Child Abduction

Child abduction is the unauthorized removal of a child from the custody of the child's natural parents or legally appointed guardians. If the child has been wrongfully taken by separately living parent to another country (without authorization or in breach of court decisions), the left behind parent may consider launching special legal proceedings to have the child returned.

The removal or the retention of a child is to be considered wrongful where - a) it is in breach of rights of custody attributed to a person, an institution or any other body, either jointly or alone, under the law of the state in which the child was habitually resident immediately before the removal or retention; and  b) at the time of removal or retention those rights were actually exercised, either jointly or alone, or would have been so exercised but for the removal or retention.

Any person, institution or other body claiming that a child has been removed or retained in breach of custody rights may apply for the return of the child.

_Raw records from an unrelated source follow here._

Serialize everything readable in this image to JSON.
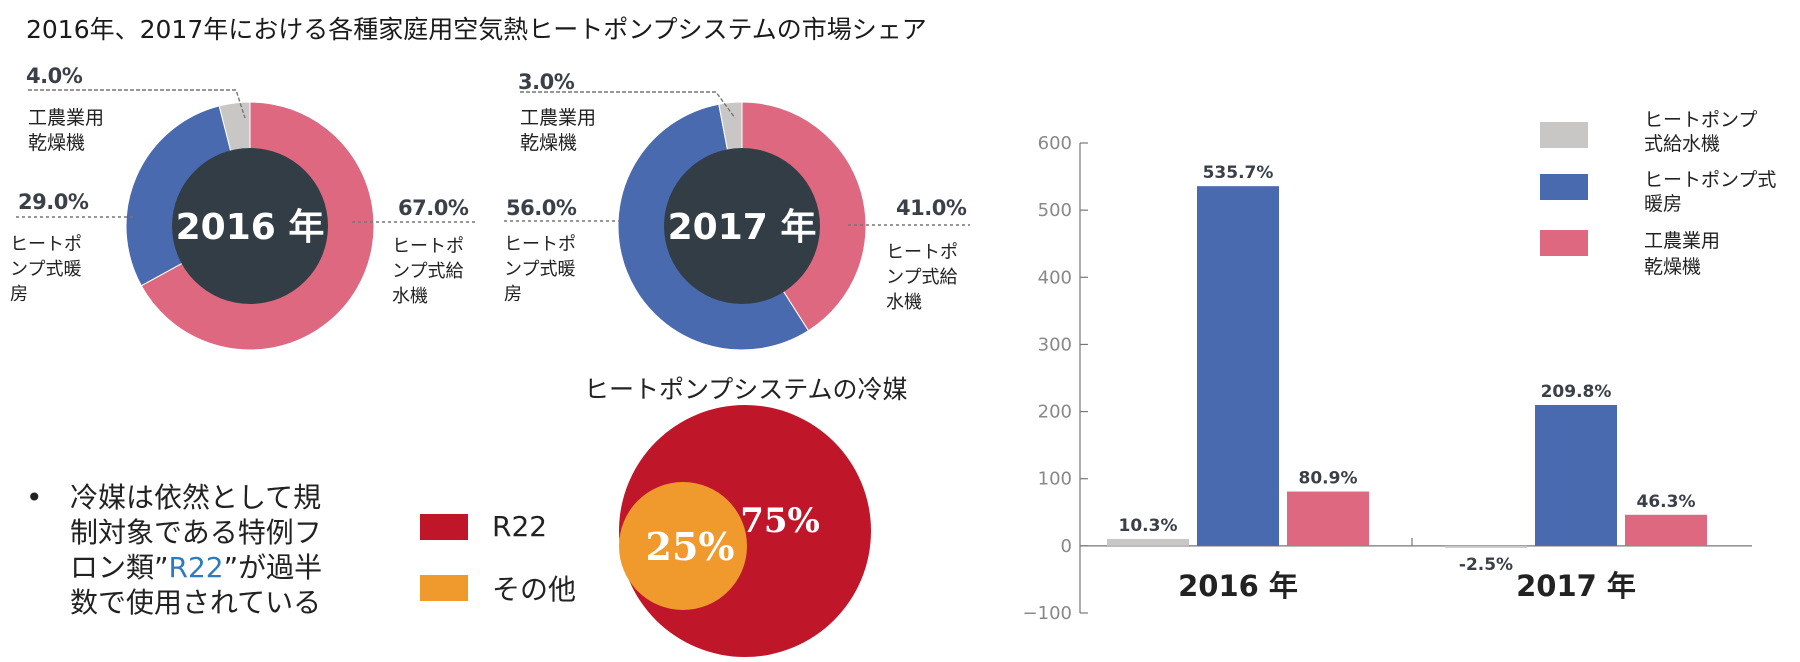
{
  "title": "2016年、2017年における各種家庭用空気熱ヒートポンプシステムの市場シェア",
  "colors": {
    "gray": "#c9c7c6",
    "blue": "#4a6aaf",
    "pink": "#dd6880",
    "center": "#333d46",
    "red": "#c0162a",
    "orange": "#f0992d"
  },
  "donuts": [
    {
      "center_label": "2016 年",
      "slices": [
        {
          "name": "ヒートポンプ式給水機",
          "value": 67.0,
          "pct_label": "67.0%",
          "label_lines": [
            "ヒートポ",
            "ンプ式給",
            "水機"
          ]
        },
        {
          "name": "ヒートポンプ式暖房",
          "value": 29.0,
          "pct_label": "29.0%",
          "label_lines": [
            "ヒートポ",
            "ンプ式暖",
            "房"
          ]
        },
        {
          "name": "工農業用乾燥機",
          "value": 4.0,
          "pct_label": "4.0%",
          "label_lines": [
            "工農業用",
            "乾燥機"
          ]
        }
      ]
    },
    {
      "center_label": "2017 年",
      "slices": [
        {
          "name": "ヒートポンプ式給水機",
          "value": 41.0,
          "pct_label": "41.0%",
          "label_lines": [
            "ヒートポ",
            "ンプ式給",
            "水機"
          ]
        },
        {
          "name": "ヒートポンプ式暖房",
          "value": 56.0,
          "pct_label": "56.0%",
          "label_lines": [
            "ヒートポ",
            "ンプ式暖",
            "房"
          ]
        },
        {
          "name": "工農業用乾燥機",
          "value": 3.0,
          "pct_label": "3.0%",
          "label_lines": [
            "工農業用",
            "乾燥機"
          ]
        }
      ]
    }
  ],
  "refrigerant": {
    "title": "ヒートポンプシステムの冷媒",
    "slices": [
      {
        "name": "R22",
        "value": 75,
        "pct_label": "75%"
      },
      {
        "name": "その他",
        "value": 25,
        "pct_label": "25%"
      }
    ]
  },
  "bullet": {
    "dot": "•",
    "line1": "冷媒は依然として規",
    "line2": "制対象である特例フ",
    "line3_pre": "ロン類”",
    "line3_hl": "R22",
    "line3_post": "”が過半",
    "line4": "数で使用されている"
  },
  "chart_data": [
    {
      "type": "pie",
      "subtype": "donut",
      "center_label": "2016 年",
      "categories": [
        "ヒートポンプ式給水機",
        "ヒートポンプ式暖房",
        "工農業用乾燥機"
      ],
      "values": [
        67.0,
        29.0,
        4.0
      ]
    },
    {
      "type": "pie",
      "subtype": "donut",
      "center_label": "2017 年",
      "categories": [
        "ヒートポンプ式給水機",
        "ヒートポンプ式暖房",
        "工農業用乾燥機"
      ],
      "values": [
        41.0,
        56.0,
        3.0
      ]
    },
    {
      "type": "pie",
      "title": "ヒートポンプシステムの冷媒",
      "categories": [
        "R22",
        "その他"
      ],
      "values": [
        75,
        25
      ]
    },
    {
      "type": "bar",
      "categories": [
        "2016 年",
        "2017 年"
      ],
      "series": [
        {
          "name": "ヒートポンプ式給水機",
          "values": [
            10.3,
            -2.5
          ],
          "labels": [
            "10.3%",
            "-2.5%"
          ]
        },
        {
          "name": "ヒートポンプ式暖房",
          "values": [
            535.7,
            209.8
          ],
          "labels": [
            "535.7%",
            "209.8%"
          ]
        },
        {
          "name": "工農業用乾燥機",
          "values": [
            80.9,
            46.3
          ],
          "labels": [
            "80.9%",
            "46.3%"
          ]
        }
      ],
      "legend": [
        {
          "lines": [
            "ヒートポンプ",
            "式給水機"
          ]
        },
        {
          "lines": [
            "ヒートポンプ式",
            "暖房"
          ]
        },
        {
          "lines": [
            "工農業用",
            "乾燥機"
          ]
        }
      ],
      "legend_position": "top-right",
      "ylim": [
        -100,
        600
      ],
      "yticks": [
        600,
        500,
        400,
        300,
        200,
        100,
        0,
        -100
      ],
      "ytick_labels": [
        "600",
        "500",
        "400",
        "300",
        "200",
        "100",
        "0",
        "−100"
      ],
      "grid": false
    }
  ]
}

General rule is that the judicial or administrative authority concerned has to reach a decision within six weeks from the date of commencement of the proceedings on child abduction.

The judicial or administrative authority of the requested state is not bound to order the return of the child if the person, institution or other body which opposes its return establishes that - a) the person, institution or other body having the care of the person of the child was not actually exercising the custody rights at the time of removal or retention, or had consented to or subsequently acquiesced in the removal or retention; or  b) there is a grave risk that his or her return would expose the child to physical or psychological harm or otherwise place the child in an intolerable situation.